Nintendo Does What Everybody Else Nintendon’t - Aftermath
Nintendo Does What Everybody Else Nintendon’t - Aftermath
I wish people would stop craving and talking about a potential switch 2. It’s useless. For those who want to game now the switch works fine, is good hardware, has lots of games and new ones keep coming and it keeps selling new consoles. They could not release a new switch for the next 5 years and it wouldn’t matter at all.
This is all about the nerds of the latest and hottest tech craving for something new. Most Nintendo players are not those type of people.
And it’s obvious that whatever comes next will fully support and run the current the games the existing switch, if not they wouldn’t be releasing new games for it.

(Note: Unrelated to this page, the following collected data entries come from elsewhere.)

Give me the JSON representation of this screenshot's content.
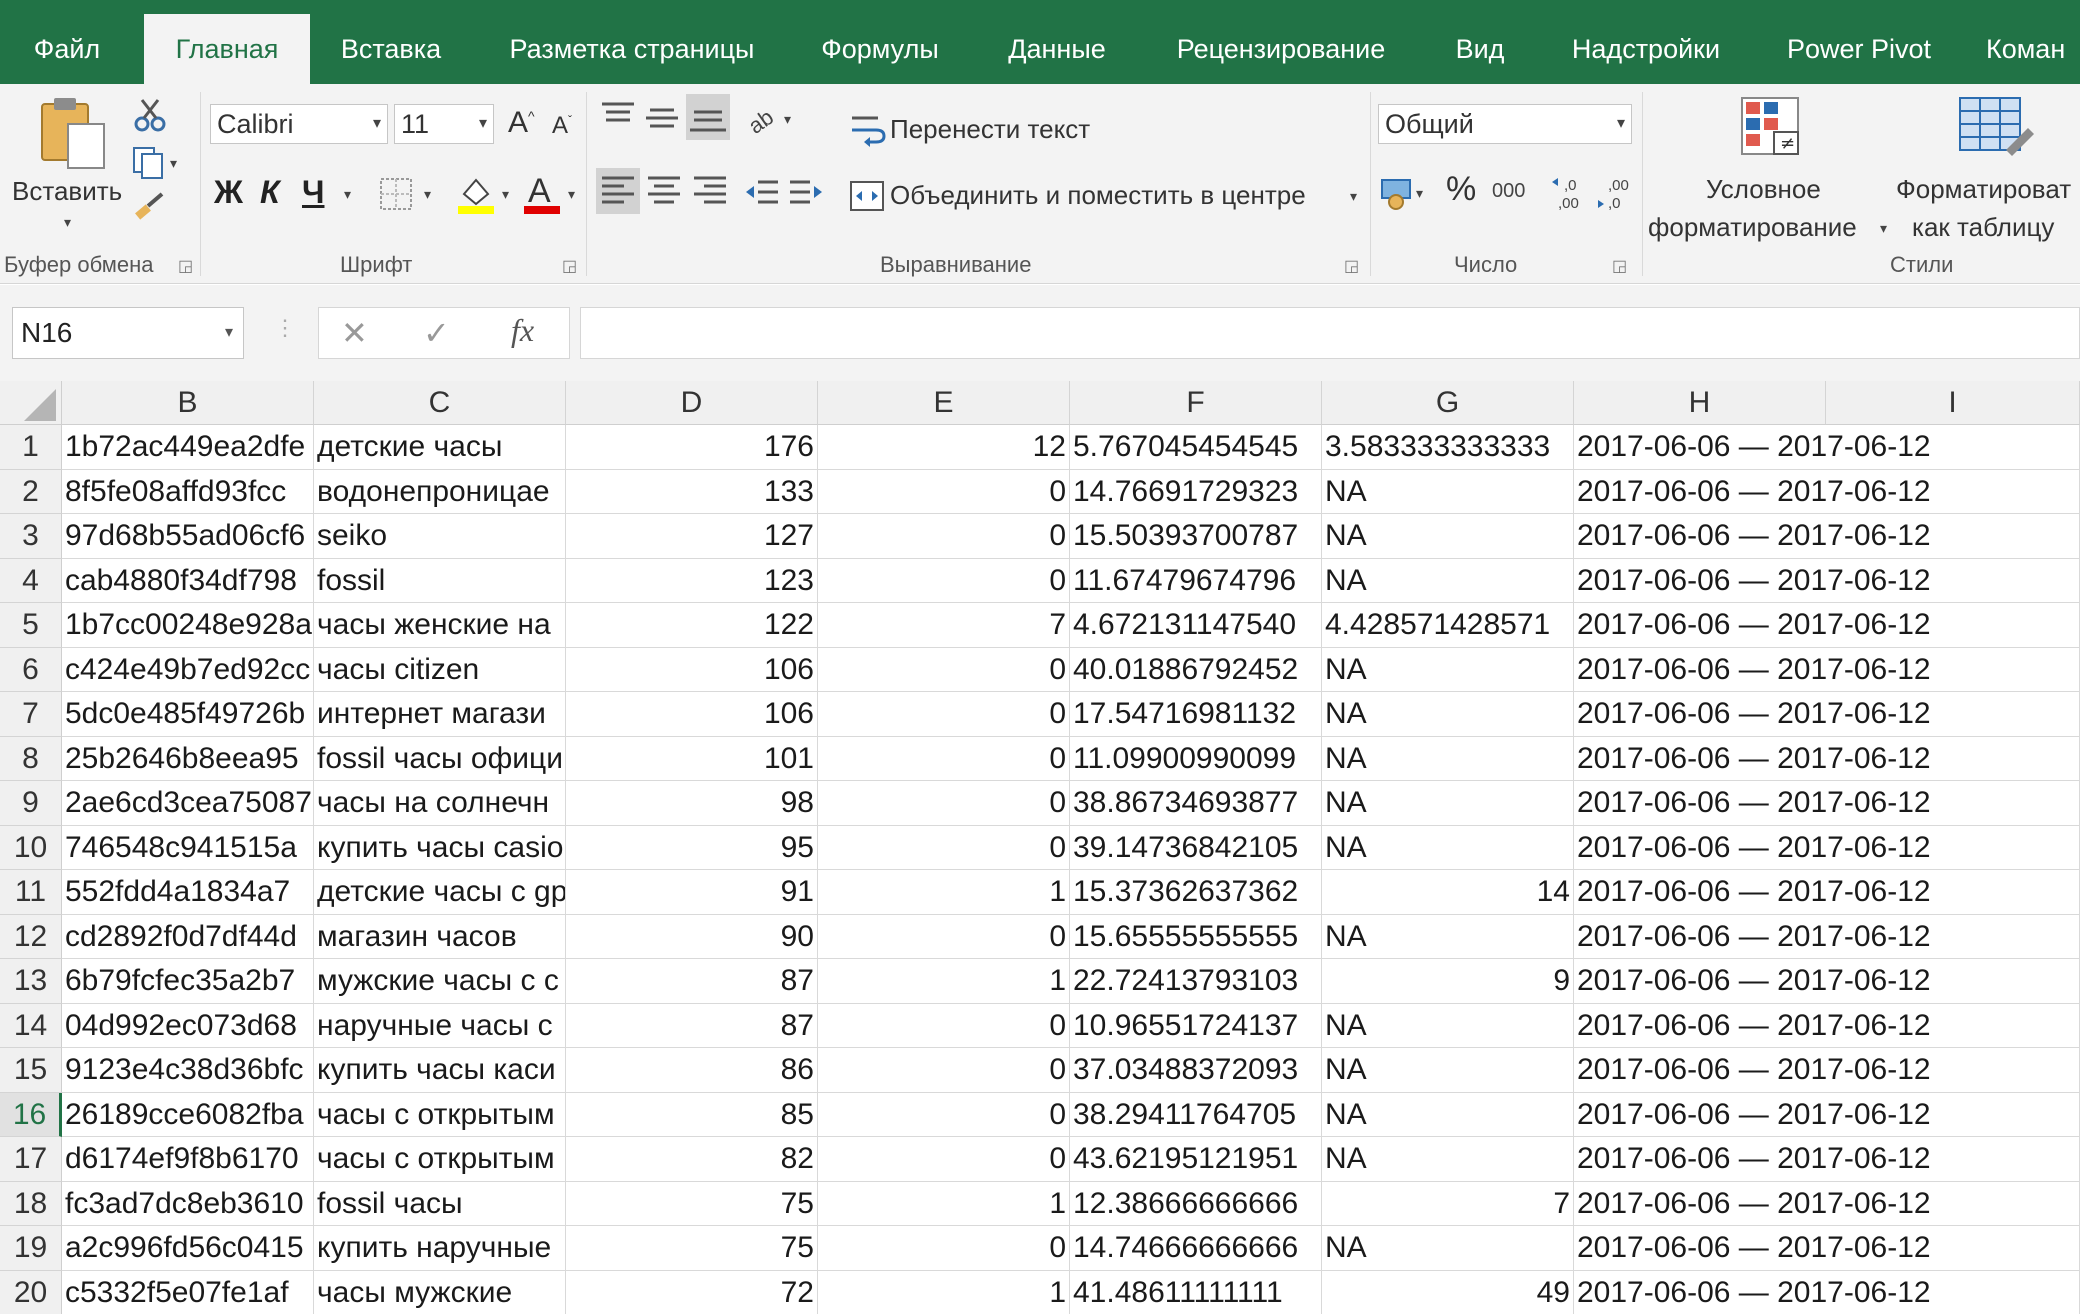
{
  "tabs": [
    {
      "label": "Файл",
      "active": false
    },
    {
      "label": "Главная",
      "active": true
    },
    {
      "label": "Вставка",
      "active": false
    },
    {
      "label": "Разметка страницы",
      "active": false
    },
    {
      "label": "Формулы",
      "active": false
    },
    {
      "label": "Данные",
      "active": false
    },
    {
      "label": "Рецензирование",
      "active": false
    },
    {
      "label": "Вид",
      "active": false
    },
    {
      "label": "Надстройки",
      "active": false
    },
    {
      "label": "Power Pivot",
      "active": false
    },
    {
      "label": "Коман",
      "active": false
    }
  ],
  "ribbon": {
    "clipboard": {
      "paste_label": "Вставить",
      "group_label": "Буфер обмена"
    },
    "font": {
      "font_name": "Calibri",
      "font_size": "11",
      "bold": "Ж",
      "italic": "К",
      "underline": "Ч",
      "group_label": "Шрифт"
    },
    "alignment": {
      "wrap_text": "Перенести текст",
      "merge_center": "Объединить и поместить в центре",
      "group_label": "Выравнивание"
    },
    "number": {
      "format": "Общий",
      "percent": "%",
      "thousands": "000",
      "group_label": "Число"
    },
    "styles": {
      "conditional_line1": "Условное",
      "conditional_line2": "форматирование",
      "table_line1": "Форматироват",
      "table_line2": "как таблицу",
      "group_label": "Стили"
    }
  },
  "formula_bar": {
    "name_box": "N16",
    "value": ""
  },
  "columns": [
    "B",
    "C",
    "D",
    "E",
    "F",
    "G",
    "H",
    "I"
  ],
  "selected_row": 16,
  "colors": {
    "accent": "#217346",
    "tab_text": "#ffffff"
  },
  "rows": [
    {
      "n": "1",
      "b": "1b72ac449ea2dfe",
      "c": "детские часы",
      "d": "176",
      "e": "12",
      "f": "5.767045454545",
      "g": "3.583333333333",
      "h": "2017-06-06 — 2017-06-12"
    },
    {
      "n": "2",
      "b": "8f5fe08affd93fcc",
      "c": "водонепроницае",
      "d": "133",
      "e": "0",
      "f": "14.76691729323",
      "g": "NA",
      "h": "2017-06-06 — 2017-06-12"
    },
    {
      "n": "3",
      "b": "97d68b55ad06cf6",
      "c": "seiko",
      "d": "127",
      "e": "0",
      "f": "15.50393700787",
      "g": "NA",
      "h": "2017-06-06 — 2017-06-12"
    },
    {
      "n": "4",
      "b": "cab4880f34df798",
      "c": "fossil",
      "d": "123",
      "e": "0",
      "f": "11.67479674796",
      "g": "NA",
      "h": "2017-06-06 — 2017-06-12"
    },
    {
      "n": "5",
      "b": "1b7cc00248e928a",
      "c": "часы женские на",
      "d": "122",
      "e": "7",
      "f": "4.672131147540",
      "g": "4.428571428571",
      "h": "2017-06-06 — 2017-06-12"
    },
    {
      "n": "6",
      "b": "c424e49b7ed92cc",
      "c": "часы citizen",
      "d": "106",
      "e": "0",
      "f": "40.01886792452",
      "g": "NA",
      "h": "2017-06-06 — 2017-06-12"
    },
    {
      "n": "7",
      "b": "5dc0e485f49726b",
      "c": "интернет магази",
      "d": "106",
      "e": "0",
      "f": "17.54716981132",
      "g": "NA",
      "h": "2017-06-06 — 2017-06-12"
    },
    {
      "n": "8",
      "b": "25b2646b8eea95",
      "c": "fossil часы офици",
      "d": "101",
      "e": "0",
      "f": "11.09900990099",
      "g": "NA",
      "h": "2017-06-06 — 2017-06-12"
    },
    {
      "n": "9",
      "b": "2ae6cd3cea75087",
      "c": "часы на солнечн",
      "d": "98",
      "e": "0",
      "f": "38.86734693877",
      "g": "NA",
      "h": "2017-06-06 — 2017-06-12"
    },
    {
      "n": "10",
      "b": "746548c941515a",
      "c": "купить часы casio",
      "d": "95",
      "e": "0",
      "f": "39.14736842105",
      "g": "NA",
      "h": "2017-06-06 — 2017-06-12"
    },
    {
      "n": "11",
      "b": "552fdd4a1834a7",
      "c": "детские часы с gp",
      "d": "91",
      "e": "1",
      "f": "15.37362637362",
      "g": "14",
      "h": "2017-06-06 — 2017-06-12"
    },
    {
      "n": "12",
      "b": "cd2892f0d7df44d",
      "c": "магазин часов",
      "d": "90",
      "e": "0",
      "f": "15.65555555555",
      "g": "NA",
      "h": "2017-06-06 — 2017-06-12"
    },
    {
      "n": "13",
      "b": "6b79fcfec35a2b7",
      "c": "мужские часы с с",
      "d": "87",
      "e": "1",
      "f": "22.72413793103",
      "g": "9",
      "h": "2017-06-06 — 2017-06-12"
    },
    {
      "n": "14",
      "b": "04d992ec073d68",
      "c": "наручные часы с",
      "d": "87",
      "e": "0",
      "f": "10.96551724137",
      "g": "NA",
      "h": "2017-06-06 — 2017-06-12"
    },
    {
      "n": "15",
      "b": "9123e4c38d36bfc",
      "c": "купить часы каси",
      "d": "86",
      "e": "0",
      "f": "37.03488372093",
      "g": "NA",
      "h": "2017-06-06 — 2017-06-12"
    },
    {
      "n": "16",
      "b": "26189cce6082fba",
      "c": "часы с открытым",
      "d": "85",
      "e": "0",
      "f": "38.29411764705",
      "g": "NA",
      "h": "2017-06-06 — 2017-06-12"
    },
    {
      "n": "17",
      "b": "d6174ef9f8b6170",
      "c": "часы с открытым",
      "d": "82",
      "e": "0",
      "f": "43.62195121951",
      "g": "NA",
      "h": "2017-06-06 — 2017-06-12"
    },
    {
      "n": "18",
      "b": "fc3ad7dc8eb3610",
      "c": "fossil часы",
      "d": "75",
      "e": "1",
      "f": "12.38666666666",
      "g": "7",
      "h": "2017-06-06 — 2017-06-12"
    },
    {
      "n": "19",
      "b": "a2c996fd56c0415",
      "c": "купить наручные",
      "d": "75",
      "e": "0",
      "f": "14.74666666666",
      "g": "NA",
      "h": "2017-06-06 — 2017-06-12"
    },
    {
      "n": "20",
      "b": "c5332f5e07fe1af",
      "c": "часы мужские",
      "d": "72",
      "e": "1",
      "f": "41.48611111111",
      "g": "49",
      "h": "2017-06-06 — 2017-06-12"
    }
  ]
}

So stay calm and keep playing.
Useless noise, so annoying.
Nintendo has been more about innovation in gameplay more than graphics pretty much since the turn of the century, and aside from the Wii U it’s paid off for them pretty well, so why should they change that model? Further, this isn’t like the Wii days in which they got only shovelware or severely butchered versions of 360/PS3 games from third parties: the main difference in many third party Switch games compared to their MS/Sony counterparts is mostly just running at 30 vs 60 FPS with no other major graphical or gameplay changes.

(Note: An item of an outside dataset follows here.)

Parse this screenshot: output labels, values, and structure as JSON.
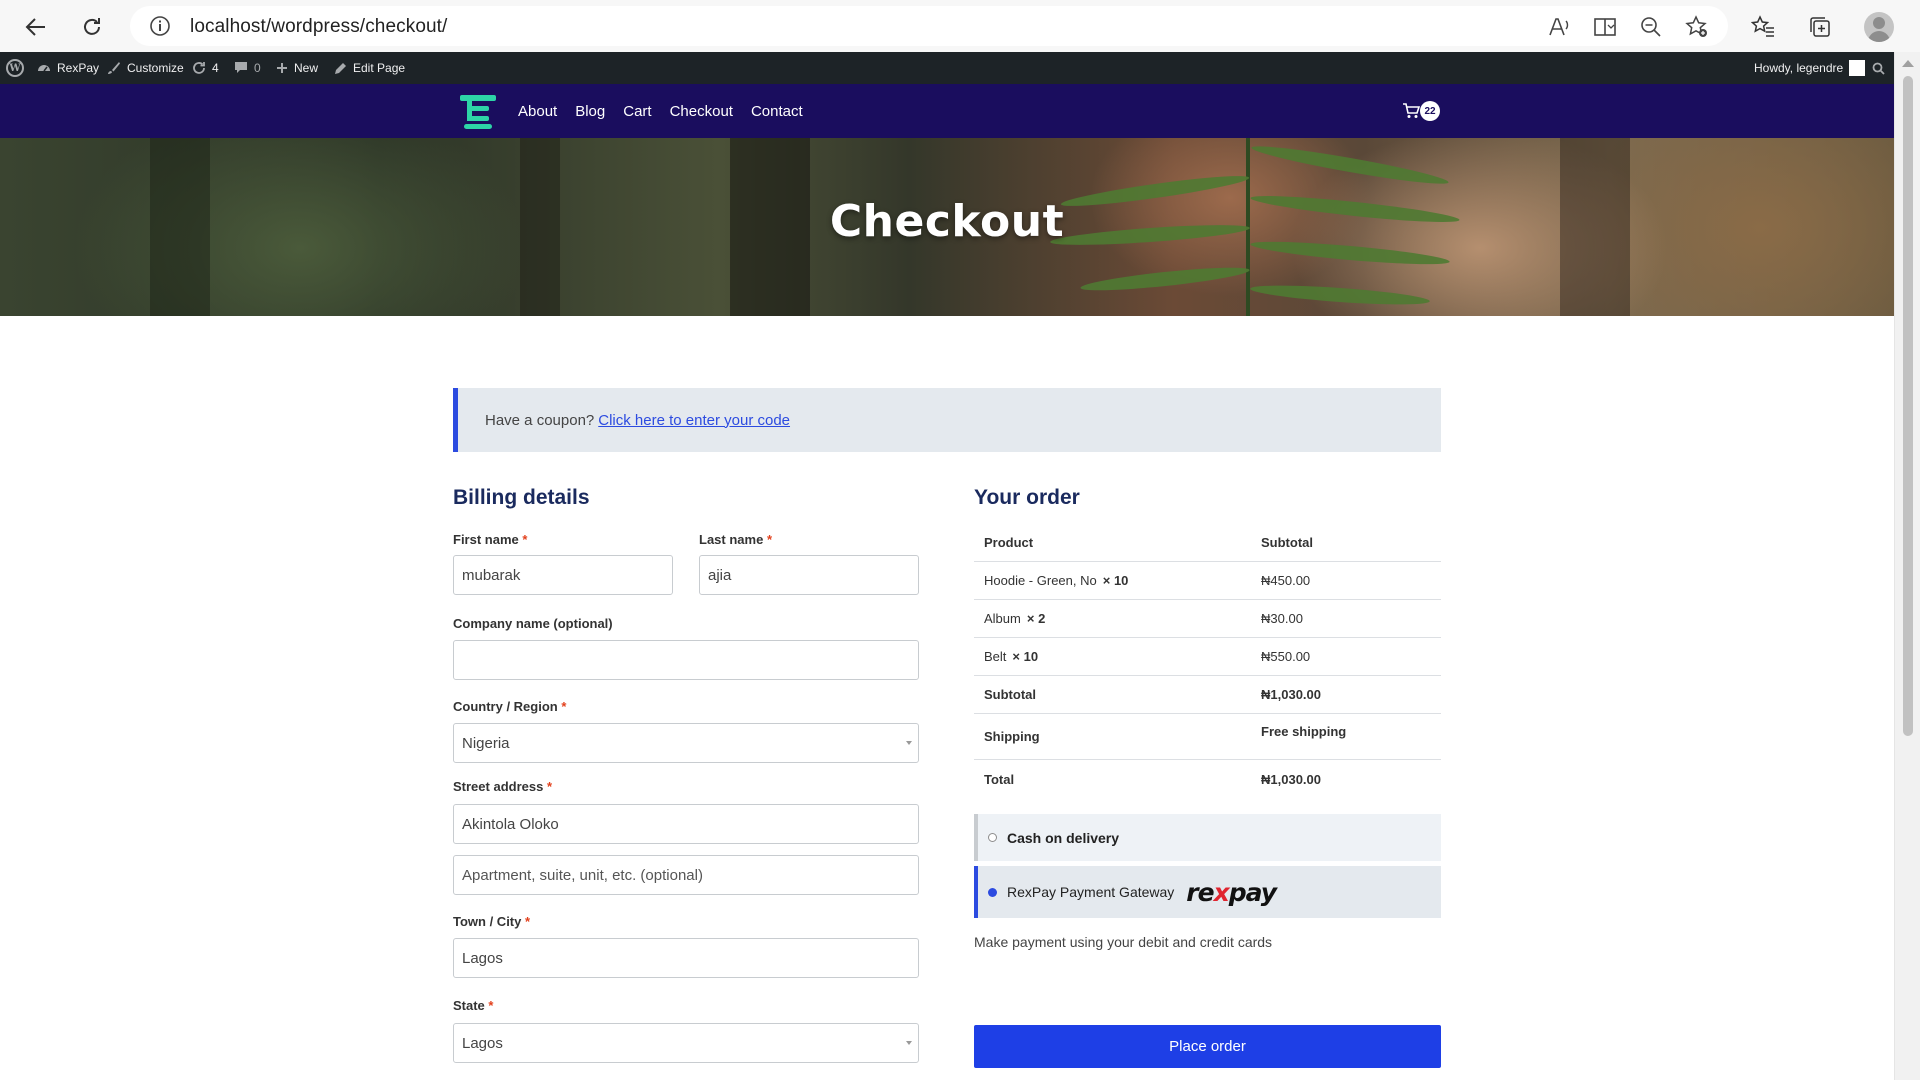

That said, Nintendo has been blessed to have mostly weak competition in the handheld console market up to now, so also hasn’t felt much pressure from outside in the handheld world until recently. Their handhelds have had quite the long lifespans: the Game Boy lasted from the late 80s to the 2000s before the upgrade to the GBA, and even after the Switch released the 3DS was still seeing relatively strong support until the turn of this decade, putting that at around a nine-year life cycle. I mention this because the Switch for many is as much a handheld as a home console. Now the Steam Deck and similar handheld PCs are giving Nintendo their first strong handheld competition since the PSP (among dedicated gaming machines, I don’t include smartphones). That handheld challenge may also be behind fans’ push for a Switch 2 soon and/or featuring more graphical power than Nintendo may have originally been wanting. But even then, they are mostly best off moving at their own pace and not trying too hard to keep up with the competition. It’s when they have tried to keep up that they hit their lowest numbers compared to MS/Sony, such as the GameCube and the Wii U. When they do their own thing and take the time to get it right is when they are at their best.
aside from the WiiU
And to lesser extents, the N64 and GameCube.
And to greater extents, the Virtual Boy and the partnership with Phillips for the CD-i games.